Wednesday, May 07, 2008

DataProtecter 6 has a problem

We're moving our BackupExec environment to HP DataProtector. Don't ask why, it made sense at the time.

Once of the niiiice things about DP is what's called, "Enhanced Incremental Backup". This is a de-duplication strategy, that only backs up files that have changed, and only stores the changed blocks. From these incremental backups you can construct synthetic full backups, which are just pointer databases to the blocks for that specified point-in-time. In theory, you only need to do one full backup, keep that backup forever, do enhanced incrementals, then periodically construct synthetic full backups.

We've been using it for our BlackBoard content store. That's around... 250GB of file store. Rather than keep 5 full 275GB backup files for the duration of the backup rotation, I keep 2 and construct synthetic fulls for the other 3. In theory I could just go with 1, but I'm paranoid :). This greatly reduces the amount of disk-space the backups consume.

Unfortunately, there is a problem with how DP does this. The problem rests on the client side of it. In the "$InstallDir$\OmniBack\enhincrdb" directory it constructs a file hive. An extensive file hive. In this hive it keeps track of file state data for all the files backed up on that server. This hive is constructed as follows:
  • The first level is the mount point. Example: enhincrdb\F\
  • The 2nd level are directories named 00-FF which contain the file state data itself
On our BlackBoard content store, it had 2.7 million files in that hive, and consumed around 10.5GB of space. We noticed this behavior when C: ran out of space. Until this happened, we've never had a problem installing backup agents to C: before. Nor did we find any warnings in the documentation that this directory could get so big.

The last real full backup I took of the content store backed up just under 1.7 million objects (objects = directory entries in NetWare, or IIRC inodes in unix-land). Yet the enhincrdb hive had 2.7 million objects. Why the difference?
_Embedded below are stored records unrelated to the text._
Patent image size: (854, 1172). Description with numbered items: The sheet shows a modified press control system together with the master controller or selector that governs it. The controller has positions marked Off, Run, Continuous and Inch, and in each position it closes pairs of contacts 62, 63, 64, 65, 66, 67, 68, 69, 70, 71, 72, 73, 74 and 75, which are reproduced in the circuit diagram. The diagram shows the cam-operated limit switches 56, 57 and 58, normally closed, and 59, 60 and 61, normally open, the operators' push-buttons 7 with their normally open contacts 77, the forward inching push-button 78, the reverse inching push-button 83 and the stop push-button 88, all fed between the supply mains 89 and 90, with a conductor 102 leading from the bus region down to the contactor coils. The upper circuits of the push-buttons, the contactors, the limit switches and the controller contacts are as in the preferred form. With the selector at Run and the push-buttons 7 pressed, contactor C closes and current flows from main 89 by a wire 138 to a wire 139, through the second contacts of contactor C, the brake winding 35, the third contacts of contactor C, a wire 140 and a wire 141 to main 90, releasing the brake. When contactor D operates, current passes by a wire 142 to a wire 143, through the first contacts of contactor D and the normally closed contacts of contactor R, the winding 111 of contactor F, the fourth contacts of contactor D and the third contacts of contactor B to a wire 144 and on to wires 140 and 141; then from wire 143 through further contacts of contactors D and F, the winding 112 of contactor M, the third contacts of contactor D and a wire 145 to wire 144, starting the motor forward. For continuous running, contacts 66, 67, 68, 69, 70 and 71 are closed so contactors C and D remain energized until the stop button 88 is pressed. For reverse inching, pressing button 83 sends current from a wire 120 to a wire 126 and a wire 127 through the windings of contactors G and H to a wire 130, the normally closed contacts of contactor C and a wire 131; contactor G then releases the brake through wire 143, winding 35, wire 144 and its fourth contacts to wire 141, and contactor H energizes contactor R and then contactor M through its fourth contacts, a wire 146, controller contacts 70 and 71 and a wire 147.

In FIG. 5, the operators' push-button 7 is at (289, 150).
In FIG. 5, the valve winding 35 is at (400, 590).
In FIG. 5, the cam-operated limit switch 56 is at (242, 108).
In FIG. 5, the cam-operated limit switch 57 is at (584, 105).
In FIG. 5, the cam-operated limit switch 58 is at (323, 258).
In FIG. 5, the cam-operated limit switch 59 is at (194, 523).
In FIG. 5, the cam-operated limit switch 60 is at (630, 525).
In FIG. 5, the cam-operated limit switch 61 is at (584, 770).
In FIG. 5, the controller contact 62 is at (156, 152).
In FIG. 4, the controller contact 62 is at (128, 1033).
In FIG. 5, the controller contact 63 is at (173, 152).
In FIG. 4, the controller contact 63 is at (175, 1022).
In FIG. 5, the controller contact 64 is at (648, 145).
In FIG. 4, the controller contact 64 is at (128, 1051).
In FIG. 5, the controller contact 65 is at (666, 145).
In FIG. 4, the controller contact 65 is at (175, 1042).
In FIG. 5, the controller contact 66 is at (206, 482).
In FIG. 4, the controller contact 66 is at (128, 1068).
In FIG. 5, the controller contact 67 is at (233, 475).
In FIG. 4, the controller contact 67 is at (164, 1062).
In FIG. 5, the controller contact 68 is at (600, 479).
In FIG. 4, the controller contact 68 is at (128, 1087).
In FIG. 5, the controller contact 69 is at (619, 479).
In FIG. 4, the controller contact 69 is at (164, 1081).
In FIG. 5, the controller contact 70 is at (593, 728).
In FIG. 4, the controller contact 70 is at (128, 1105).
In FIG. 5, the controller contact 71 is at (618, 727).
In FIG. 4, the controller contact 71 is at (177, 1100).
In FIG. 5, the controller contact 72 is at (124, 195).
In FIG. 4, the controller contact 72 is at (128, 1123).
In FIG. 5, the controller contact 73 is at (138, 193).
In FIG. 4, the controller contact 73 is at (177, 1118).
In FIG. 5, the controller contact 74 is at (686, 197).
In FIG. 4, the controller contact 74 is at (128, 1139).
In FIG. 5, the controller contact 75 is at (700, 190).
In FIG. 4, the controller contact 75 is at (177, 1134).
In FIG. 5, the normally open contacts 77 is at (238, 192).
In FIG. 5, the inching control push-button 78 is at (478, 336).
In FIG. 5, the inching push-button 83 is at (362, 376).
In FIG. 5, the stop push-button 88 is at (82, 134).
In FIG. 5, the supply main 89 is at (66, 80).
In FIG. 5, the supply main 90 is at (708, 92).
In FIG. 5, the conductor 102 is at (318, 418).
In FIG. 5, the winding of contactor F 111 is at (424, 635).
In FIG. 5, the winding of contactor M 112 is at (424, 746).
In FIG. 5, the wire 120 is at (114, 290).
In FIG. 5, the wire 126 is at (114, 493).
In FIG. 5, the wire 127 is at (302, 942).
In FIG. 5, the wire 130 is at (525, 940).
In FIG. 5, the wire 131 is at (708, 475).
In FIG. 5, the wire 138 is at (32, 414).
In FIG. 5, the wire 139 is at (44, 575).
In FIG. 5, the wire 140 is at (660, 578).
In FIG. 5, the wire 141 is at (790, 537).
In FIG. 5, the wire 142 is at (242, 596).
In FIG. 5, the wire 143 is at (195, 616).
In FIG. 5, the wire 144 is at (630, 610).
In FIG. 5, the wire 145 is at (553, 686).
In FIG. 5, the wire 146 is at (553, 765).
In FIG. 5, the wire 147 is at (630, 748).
I'm not sure, but I suspect it was keeping state data for 1 million objects that no longer were present in the backup. I have trouble believing that we managed to churn over 60% of the objects in the store in the time I have backups, so I further suspect that it isn't cleaning out state data from files that no longer have a presence in the backup system.

DataProtector doesn't support Enhanced Incrementals for NetWare servers, only Windows and possibly Linux. Due to how this is designed, were it to support NetWare it would create absolutely massive directory structures on my SYS: volumes. The FACSHARE volume has about 1.3TB of data in it, in about 3.3 directory entries. The average FacStaff User volume (we have 3) has about 1.3 million, and the average Student User volume has about 2.4 million. Due to how our data works, our Student user volumes have a high churn rate due to students coming and going. If FACSHARE were to share a cluster node with one Student user volume and one FacStaff user volume, they have a combined directory-entry count of 7.0 million directory entries. This would generate, at first, a \enhincrdb directory with 7.0 million files. Given our regular churn rate, within a year it could easily be over 9.0 million.
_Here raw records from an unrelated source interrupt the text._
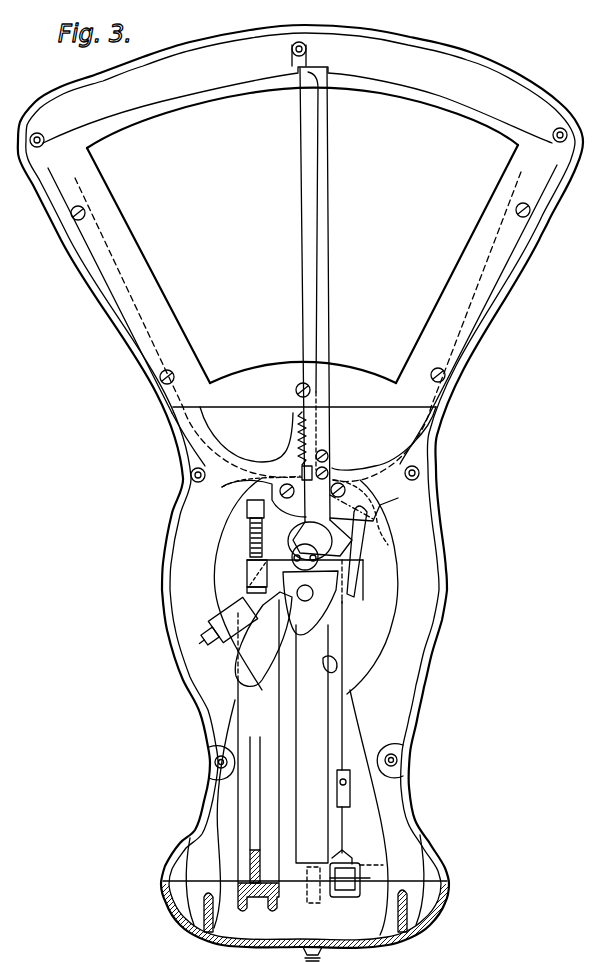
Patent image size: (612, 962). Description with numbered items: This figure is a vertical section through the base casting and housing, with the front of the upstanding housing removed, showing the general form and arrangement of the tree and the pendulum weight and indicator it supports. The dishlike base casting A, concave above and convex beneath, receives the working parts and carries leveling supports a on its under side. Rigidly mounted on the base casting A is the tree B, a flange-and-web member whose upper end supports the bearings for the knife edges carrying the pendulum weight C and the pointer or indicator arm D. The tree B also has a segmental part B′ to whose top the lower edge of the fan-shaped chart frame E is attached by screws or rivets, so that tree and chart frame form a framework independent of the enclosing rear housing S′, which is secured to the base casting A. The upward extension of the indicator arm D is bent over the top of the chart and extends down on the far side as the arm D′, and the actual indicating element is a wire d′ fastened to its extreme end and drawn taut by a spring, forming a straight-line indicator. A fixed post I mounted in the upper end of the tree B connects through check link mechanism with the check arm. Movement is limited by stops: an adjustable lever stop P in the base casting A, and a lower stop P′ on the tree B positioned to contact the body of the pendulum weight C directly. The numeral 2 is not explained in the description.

The base casting A is at (439, 914).
The leveling supports a is at (310, 570).
The tree B is at (288, 732).
The segmental part B′ is at (367, 540).
The pendulum weight C is at (233, 673).
The indicator arm D is at (325, 514).
The arm D′ is at (325, 66).
The wire d′ is at (305, 333).
The fan-shaped chart frame E is at (190, 425).
The pivot screw 2 is at (404, 474).
The adjustable lever stop P is at (364, 520).
The lower stop P′ is at (333, 660).
The rear housing S′ is at (373, 657).
The fixed post I is at (248, 538).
When you move a volume to another cluster node, it will create a hive for that volume in the \enhincrdb directory tree. We're seeing this on the BlackBoard Content cluster. So given some volumes moving around, and it is quite conceivable that each cluster node will have each cluster volume represented in its own \enhincrdb directory. Which will mean over 15 million directory-entries parked there on each SYS volume, steadily increasing as time goes on taking who knows how much space.

And as anyone who has EVER had to do a consistency check of a volume that size knows (be it vrepair, chkdsk, fsck,or nss /poolrebuild), it takes a whopper of a long time when you get a lot of objects on a file-system. The old Traditional File System on NetWare could only support 16 million directory entries, and DP would push me right up to that limit. Thank heavens NSS can support w-a-y more then that. You better hope that the file-system that the \enhincrdb hive is on never has any problems.
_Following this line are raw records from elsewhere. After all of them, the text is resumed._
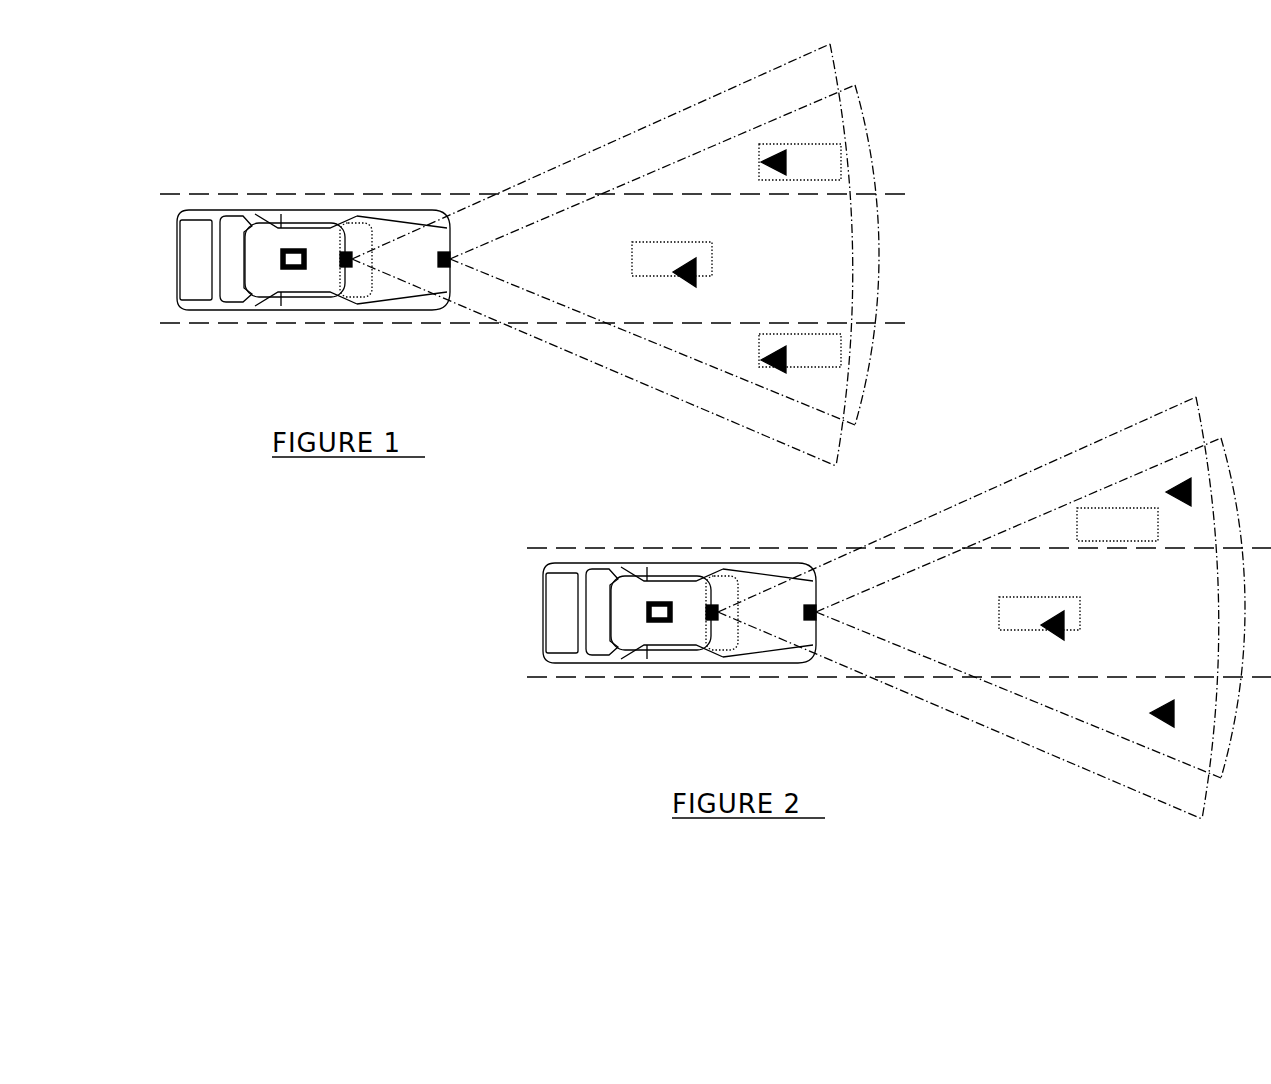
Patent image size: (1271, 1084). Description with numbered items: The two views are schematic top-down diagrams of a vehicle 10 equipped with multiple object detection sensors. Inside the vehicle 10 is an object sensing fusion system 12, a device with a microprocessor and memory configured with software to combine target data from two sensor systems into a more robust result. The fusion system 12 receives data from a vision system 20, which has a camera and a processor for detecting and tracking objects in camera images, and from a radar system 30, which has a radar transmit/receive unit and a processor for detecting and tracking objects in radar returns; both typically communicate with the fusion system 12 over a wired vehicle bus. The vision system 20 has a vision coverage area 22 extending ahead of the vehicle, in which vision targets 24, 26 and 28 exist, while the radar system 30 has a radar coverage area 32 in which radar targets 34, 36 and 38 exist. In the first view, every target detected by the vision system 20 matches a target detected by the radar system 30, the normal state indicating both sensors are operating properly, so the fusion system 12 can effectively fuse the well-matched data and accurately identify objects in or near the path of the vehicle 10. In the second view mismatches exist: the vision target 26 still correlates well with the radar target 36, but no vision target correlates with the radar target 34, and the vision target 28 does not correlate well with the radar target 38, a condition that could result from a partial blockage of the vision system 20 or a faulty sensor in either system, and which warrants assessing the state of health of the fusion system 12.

In FIG. 1, the vehicle 10 is at (225, 208).
In FIG. 2, the vehicle 10 is at (573, 660).
In FIG. 1, the object sensing fusion system 12 is at (292, 270).
In FIG. 2, the object sensing fusion system 12 is at (660, 623).
In FIG. 1, the vision system 20 is at (348, 250).
In FIG. 2, the vision system 20 is at (712, 622).
In FIG. 1, the vision coverage area 22 is at (689, 106).
In FIG. 2, the vision coverage area 22 is at (1074, 773).
In FIG. 1, the vision target 24 is at (807, 335).
In FIG. 1, the vision target 26 is at (632, 246).
In FIG. 2, the vision target 26 is at (999, 599).
In FIG. 1, the vision target 28 is at (823, 180).
In FIG. 2, the vision target 28 is at (1141, 541).
In FIG. 1, the radar system 30 is at (445, 252).
In FIG. 2, the radar system 30 is at (805, 622).
In FIG. 1, the radar coverage area 32 is at (871, 142).
In FIG. 2, the radar coverage area 32 is at (1233, 775).
In FIG. 1, the radar target 34 is at (779, 350).
In FIG. 2, the radar target 34 is at (1165, 707).
In FIG. 1, the radar target 36 is at (695, 284).
In FIG. 2, the radar target 36 is at (1064, 636).
In FIG. 1, the radar target 38 is at (777, 167).
In FIG. 2, the radar target 38 is at (1185, 502).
But, Enhanced Incrementals only apply to Windows so I don't have to worry about that. However.... if they really do support Linux (and I think they do), then when I migrate the cluster to OES2 next year this could become a very real problem for me.

DataProtector's "Enhanced Incremental Backup" feature is not designed for the size of file-store we deal with. For backing up the C: drive of application servers or the inetpub directory of IIS servers, it would be just fine. But for file-servers? Good gravy, no! Unfortunately, those are the servers in most need of de-dup technology.

Labels: , , , ,


Tuesday, May 06, 2008

Being annoyed by rug?

Rug/zmd in SLES10-SP1 is still a headache maker. Novell knows this, but I strongly suspect that we'll have to wait until SLES11 before we get anything improved. OpenSUSE now has zypper which works pretty good, and I think you can do it in SLES if you want, but I haven't tried.

One of the chief annoyances of rug is that the zmd.db file kept in /var/lib/zmd/zmd.db gets corrupted far too easily. And when that happens, rug can take HOURS to return anything. If it returns anything at all.

The fix for it is easy, stop zmd, delete the zmd.db file, restart zmd. Since I'm doing this fairly often, I've whipped up a bash script to do it for me.

nukezmd
#!/bin/sh
#
# For killing ZMD when it is clearly hung. An all too often occurance.
#

declare PIDZMD

# First get the PID of ZMD

printf "Getting PID... "
let PIDZMD=`rczmd showpid`
printf "$PIDZMD\n"
# Then unconditionally kill it

printf "Killing zmd hard... \n"
kill -9 $PIDZMD

# Remove the old, inconsistent database

printf "Nuking old database... \n"
rm /var/lib/zmd/zmd.db

# Restart ZMD, which will build a new, consistent database

printf "Restarting ZMD\n"
rczmd start
Simple, to the point. Works.

Labels: , , ,


Monday, May 05, 2008

Linux @ Home

My laptop at home dual-boots between openSUSE and WinXP. There are a few reasons why I don't boot the Linux side very often, some of them work related. And, what the heck, here are the two reasons.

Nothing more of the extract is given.